Heavy Rain, Not Volcano, Triggers Rockslides Mount Adams Saturated Cascades Scientists Say
The biggest rockslides in more than half a century at Mount Adams probably were triggered by rain, and there is no sign the 12,276-foot volcano will erupt anytime soon, scientists say.
“The upper parts of the Cascade volcanoes are as saturated with water as they’ve been for some time,” said Richard Iverson, a landslide specialist for the U.S. Geological Survey’s Cascades Volcano Observatory in Vancouver.
“You can expect slides to happen when you combine the weather pattern with the abundance of very weak rock that forms the summit of Mount Adams,” Iverson said.
Rockslides, a common feature of volcanoes in the Cascade Range, may be triggered by a variety or combination of forces, including earthquakes either related or unrelated to volcanic activity, steam bursts, erosion and weather.
Two slides triggered by rain occurred Sept. 17 on Mount St. Helens. The larger carried about 100,000 cubic meters of rock two miles down the north slope from the crater.
The latest slides on Adams, the third-highest peak in the Cascades and second-highest in Washington state, are estimated at 5 million cubic meters of material Aug. 30-31 and 1 million to 5 million cubic meters early Monday. They were the largest since 1921 on the mountain, 100 miles northeast of Portland.
No damage to structures or injuries were reported.

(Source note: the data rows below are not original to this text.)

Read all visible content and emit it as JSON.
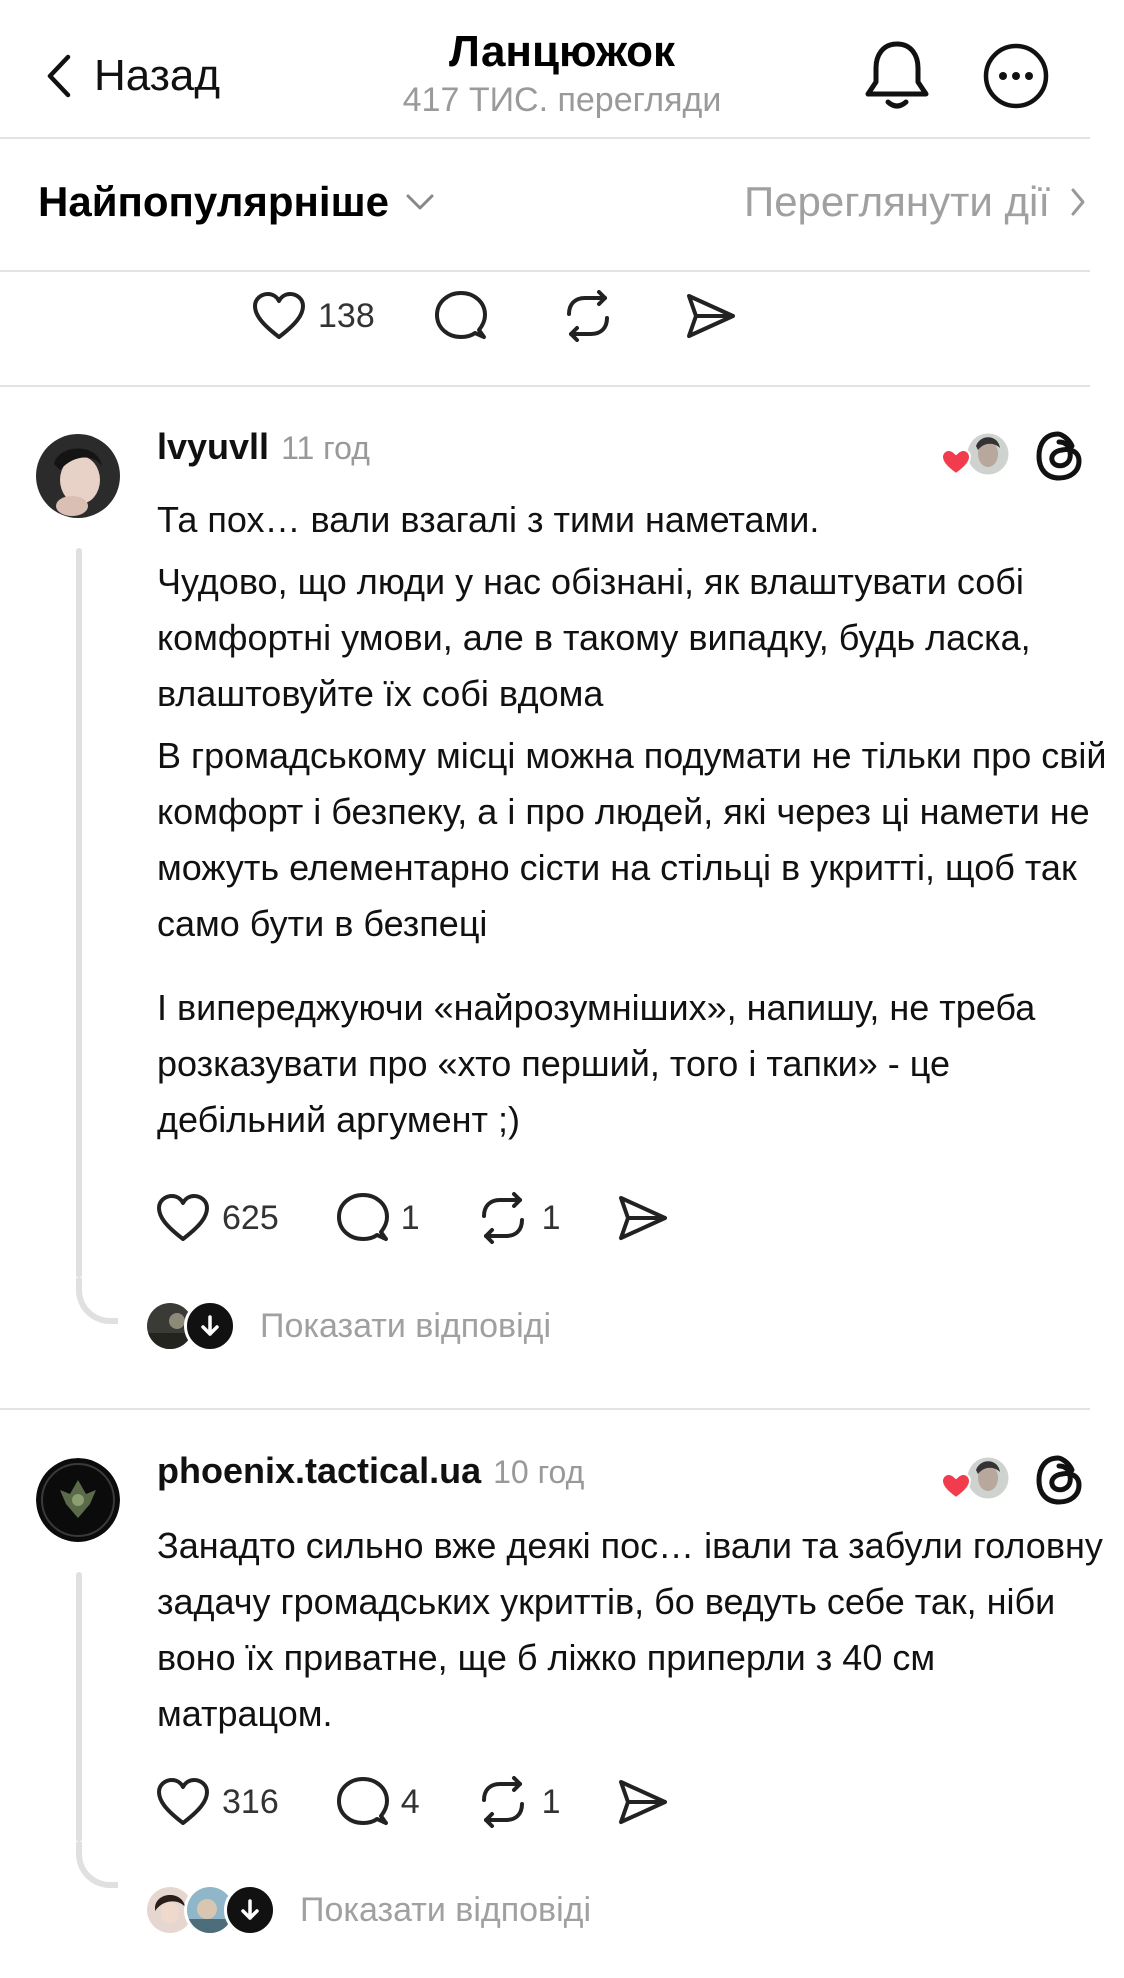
{
  "header": {
    "back_label": "Назад",
    "title": "Ланцюжок",
    "subtitle": "417 ТИС. перегляди"
  },
  "sort_bar": {
    "sort_label": "Найпопулярніше",
    "view_actions_label": "Переглянути дії"
  },
  "top_actions": {
    "likes": "138"
  },
  "posts": [
    {
      "username": "lvyuvll",
      "time": "11 год",
      "paragraphs": [
        "Та пох… вали взагалі з тими наметами.",
        "Чудово, що люди у нас обізнані, як влаштувати собі комфортні умови, але в такому випадку, будь ласка, влаштовуйте їх собі вдома",
        "В громадському місці можна подумати не тільки про свій комфорт і безпеку, а і про людей, які через ці намети не можуть елементарно сісти на стільці в укритті, щоб так само бути в безпеці",
        "І випереджуючи «найрозумніших», напишу, не треба розказувати про «хто перший, того і тапки» - це дебільний аргумент ;)"
      ],
      "likes": "625",
      "comments": "1",
      "reposts": "1",
      "show_replies": "Показати відповіді"
    },
    {
      "username": "phoenix.tactical.ua",
      "time": "10 год",
      "paragraphs": [
        "Занадто сильно вже деякі пос… івали та забули головну задачу громадських укриттів, бо ведуть себе так, ніби воно їх приватне, ще б ліжко приперли з 40 см матрацом."
      ],
      "likes": "316",
      "comments": "4",
      "reposts": "1",
      "show_replies": "Показати відповіді"
    }
  ],
  "icons": {
    "back": "chevron-left-icon",
    "bell": "bell-icon",
    "more": "more-horizontal-icon",
    "heart": "heart-icon",
    "comment": "comment-icon",
    "repost": "repost-icon",
    "share": "share-icon",
    "threads": "threads-logo-icon"
  },
  "colors": {
    "like_red": "#f23b4d",
    "muted_text": "#9a9a9a",
    "divider": "#e3e3e3"
  }
}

The Klickitat County Department of Emergency Services had an interagency meeting Wednesday to alert county response teams to the danger.
Klickitat County, population 18,000, shares Mount Adams with Skamania and Yakima counties. Trout Lake, a town 14 miles south of the peak, is built on 6,000-year-old landslide deposits.
“We want to keep all the response agencies apprised of the situation,” said Larry Luloff, county emergency management coordinator.
The last volcanic activity at Adams is believed to have occurred at least 2,500 years ago.
“If something really big was growing, there would be a lot more going on. We’ve seen no increase in seismic (earthquake) activity and have no indication something volcanic is happening,” Iverson said.
A Portland electrical engineer, Charlie Hyman, the only known eyewitness to either of the latest slides, said he was awakened by noise on Aug. 31.
“In the distance, about three-quarters of a mile away … I could see a 50-foot-high river of ice boulders,” Hyman said. “Each one was probably the size of a car and was flowing down the stream bed toward my camp.
“I could hear this rumbling, tumbling, cracking sound, punctuated every few seconds by the pop of a tree succumbing to the inevitable.”
Before he could run to higher ground, the slide stopped a thousand feet from his camp. Taking no chances, he packed up, hiked to his car and drove away.